March 08, 2011
By Isaac Sprik
What type of person in 1949 bestows a fortune on the AHA? An individual who was a quiet humble indexer who lived a long and full life from 1871 to 1949; a man who was not looking for credit or money, but for the preservation of history. His name was David Maydole Matteson. He started his path by earning a bachelor’s degree from University of California in 1892 and then moved on to Harvard intending to earn a second bachelor’s, as well as master’s and doctoral degrees in history; however, while pursuing his master’s at Harvard he hit a major junction in his life—a tragic bicycle accident that left him deaf. Due to this injury he was no longer able to attend his doctoral classes; so with his master’s degree he turned to the underappreciated field of indexing and library work.

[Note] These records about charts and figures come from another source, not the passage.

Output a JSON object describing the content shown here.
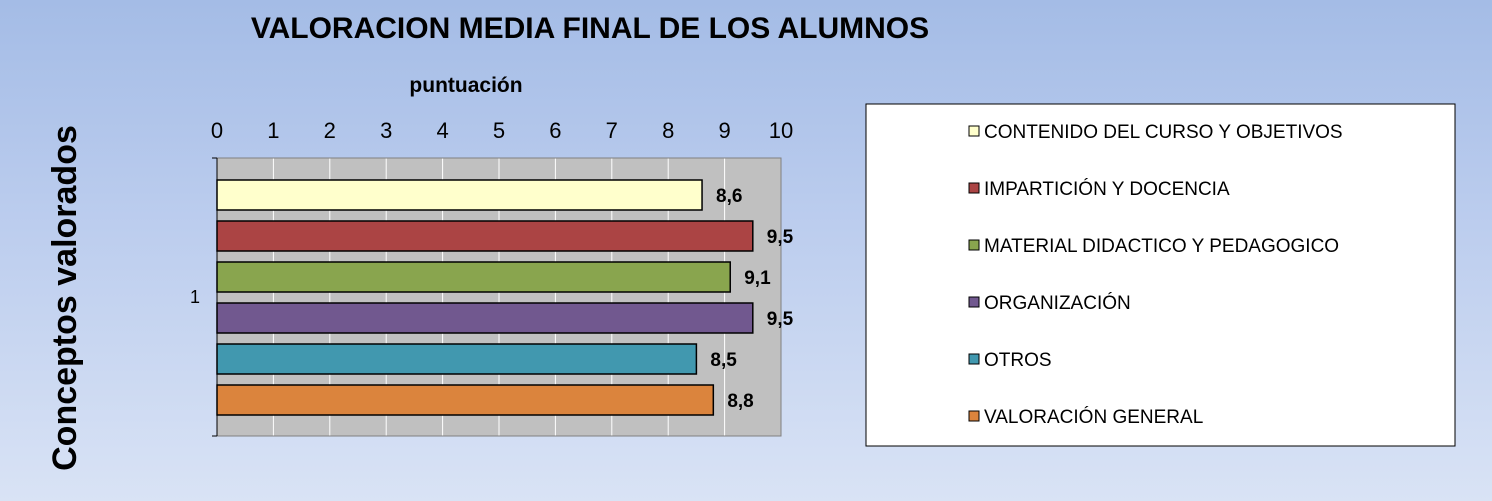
{
  "chart_data": {
    "type": "bar",
    "orientation": "horizontal",
    "title": "VALORACION MEDIA FINAL DE LOS ALUMNOS",
    "xlabel": "puntuación",
    "ylabel": "Conceptos valorados",
    "xlim": [
      0,
      10
    ],
    "x_ticks": [
      "0",
      "1",
      "2",
      "3",
      "4",
      "5",
      "6",
      "7",
      "8",
      "9",
      "10"
    ],
    "categories": [
      "1"
    ],
    "grid": true,
    "legend_position": "right",
    "series": [
      {
        "name": "CONTENIDO DEL CURSO Y OBJETIVOS",
        "values": [
          8.6
        ],
        "label": "8,6",
        "color": "#ffffcc"
      },
      {
        "name": "IMPARTICIÓN Y DOCENCIA",
        "values": [
          9.5
        ],
        "label": "9,5",
        "color": "#ab4444"
      },
      {
        "name": "MATERIAL DIDACTICO Y PEDAGOGICO",
        "values": [
          9.1
        ],
        "label": "9,1",
        "color": "#89a54e"
      },
      {
        "name": "ORGANIZACIÓN",
        "values": [
          9.5
        ],
        "label": "9,5",
        "color": "#71588f"
      },
      {
        "name": "OTROS",
        "values": [
          8.5
        ],
        "label": "8,5",
        "color": "#4198af"
      },
      {
        "name": "VALORACIÓN GENERAL",
        "values": [
          8.8
        ],
        "label": "8,8",
        "color": "#db843d"
      }
    ]
  },
  "colors": {
    "plot_background": "#c0c0c0",
    "gridline": "#ffffff"
  }
}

He spent the years of his long life serving the historical community in the Harvard library and the Library of Congress indexing many different subjects, particularly an index of 37 volumes of The Writings of George Washington for the American Historical Association. He labored at this project of love for many years without much thanks or attention, and in the end he passed away before he could finish his masterful index. In addition to adding many indexes to the stacks, he propelled a profession that was often glanced over as a place of scholarly importance in the library and historical communities. Both the library sciences and indexing are not notorious for their large salaries and bonuses, so where did David Matteson earn a fortune? Sticking with his character of advancing history and learning from behind the scenes he took up a career of ghost writing of secondary school history books and maps. Although unexpected, this was a profitable career in which he was compensated per word he wrote. Through his multiple historical careers he quietly furthered history and simplified research for many future historians with his expansive indexes.

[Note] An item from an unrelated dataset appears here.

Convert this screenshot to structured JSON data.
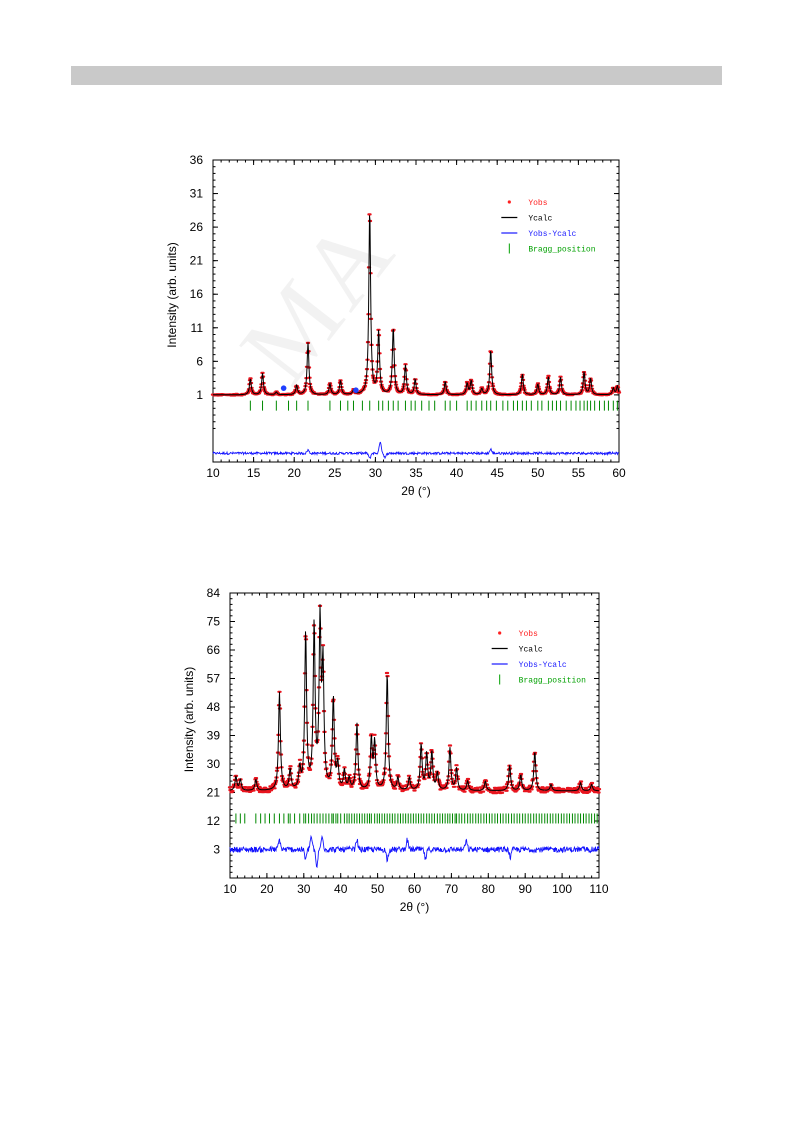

Today we should look to David Maydole Matteson not only as an indexer who pushed the profession, but as one of the great patrons of history. He deserves the title because when he passed in 1949 he gave his fortune of over $80,000 to a sole beneficiary, the AHA, to be used on the David Maydole Matteson Fund to continue to support tools for researching and publishing of history. This fund was used for the first seven years to finish Matteson’s 37 volume index, and since then it has been used as part of the endowment fund of the AHA to support Recently Published Articles and the Guide to Historical Literature. This is a gift that has been given to many historians, and to all who appreciate history, and it will continue to support and benefit the historical community. We owe special thanks for such a generous gift to David Maydole Matteson, a great forgotten patron.